Toph's Earthbending Training - codepath/compsci_guides GitHub Wiki

Unit 12 Session 1 Standard (Click for link to problem statements)

Problem Highlights

  • 💡 Difficulty: Easy
  • Time to complete: 20 mins
  • 🛠️ Topics: Dynamic Programming

1: U-nderstand

Understand what the interviewer is asking for by using test cases and questions about the problem.

  • Established a set (2-3) of test cases to verify their own solution later.
  • Established a set (1-2) of edge cases to verify their solution handles complexities.
  • Have fully understood the problem and have no clarifying questions.
  • Have you verified any Time/Space Constraints for this problem?
  • What is the goal of the problem?
    • The goal is to minimize the total energy required for Toph to reach the top of the staircase.
  • Can Toph start at any point other than index 0 or 1?
    • No, Toph can only start at either step 0 or step 1.
  • Does she have to reach exactly the top step, or can she go beyond?
    • Toph must reach the top step, and the minimum energy required to reach the top is calculated.
HAPPY CASE
Input: 
    cost = [10, 15, 20]
Output: 
    15
Explanation:
    Toph will start at index 1, pay 15 units of energy, and jump two steps to the top. Total energy: 15.

EDGE CASE
Input: 
    cost = [1, 100, 1, 1, 1, 100, 1, 1, 100, 1]
Output: 
    6
Explanation:
    Toph will minimize energy by taking steps in a pattern that uses the least energy, resulting in a total energy cost of 6.

2: M-atch

Match what this problem looks like to known categories of problems, e.g. Linked List or Dynamic Programming, and strategies or patterns in those categories.

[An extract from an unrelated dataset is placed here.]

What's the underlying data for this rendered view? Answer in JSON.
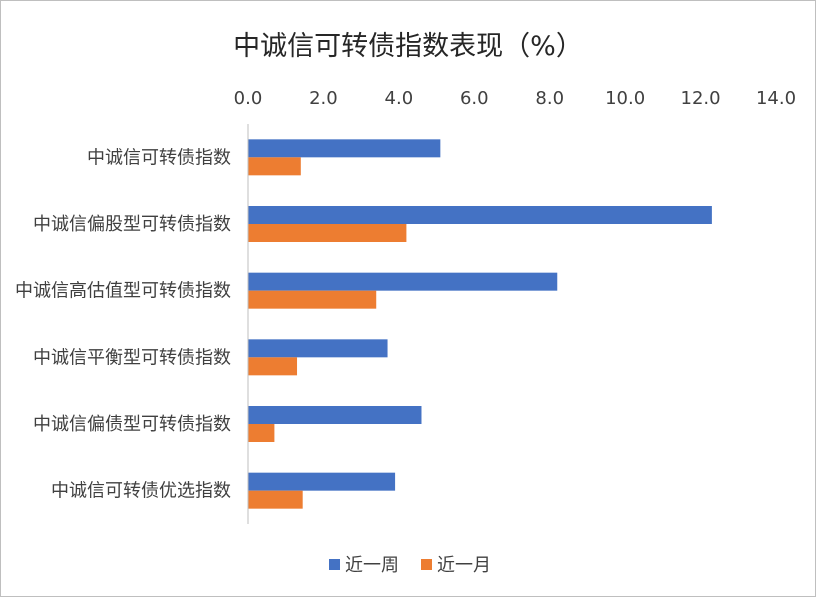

For minimizing energy problems, we want to consider the following approaches:

  • Dynamic Programming (DP): At each step, Toph can either jump one step or two steps, and we need to calculate the minimum energy required to reach each step.

3: P-lan

Plan the solution with appropriate visualizations and pseudocode.

General Idea: Use dynamic programming to compute the minimum energy required to reach the top of the staircase. Toph can start at either the first or second step, and for each step, she can choose to take one or two steps forward, aiming to minimize her energy expenditure.

Steps:

  1. Base Case:

    • If the number of steps is less than 2, return the minimum of cost[0] or cost[1].
  2. Dynamic Programming Array:

    • Create a DP array dp where dp[i] stores the minimum energy required to reach step i.
  3. Recurrence Relation:

    • For each step i from step 2 onwards, calculate dp[i] as the minimum of dp[i - 1] and dp[i - 2], plus the energy cost at step i.
  4. Return the Result:

    • The final answer is the minimum energy required to reach the top step, which is the minimum of the last two entries in the DP array (dp[n-1] and dp[n-2]).

4: I-mplement

Implement the code to solve the algorithm.

def toph_training(cost):
    n = len(cost)
    
    # If there is only one step, return the cost of that step
    if n == 1:
        return cost[0]
    
    # Create a dp array to store the minimum energy to reach each step
    dp = [0] * n
    
    # Base cases: minimum energy required to reach the first or second step
    dp[0] = cost[0]
    dp[1] = cost[1]
    
    # Fill the dp array for the rest of the steps
    for i in range(2, n):
        dp[i] = min(dp[i - 1], dp[i - 2]) + cost[i]
    
    # Return the minimum energy to reach the top, which could be the last or second last step
    return min(dp[n - 1], dp[n - 2])

5: R-eview

Review the code by running specific example(s) and recording values (watchlist) of your code's variables along the way.

Example 1:

  • Input: cost = [10, 15, 20]
  • Expected Output: 15

Example 2:

  • Input: cost = [1, 100, 1, 1, 1, 100, 1, 1, 100, 1]
  • Expected Output: 6

6: E-valuate

Evaluate the performance of your algorithm and state any strong/weak or future potential work.

Assume n is the number of steps in the staircase.

  • Time Complexity: O(n) because we calculate the minimum energy for each step.
  • Space Complexity: O(n) to store the DP array.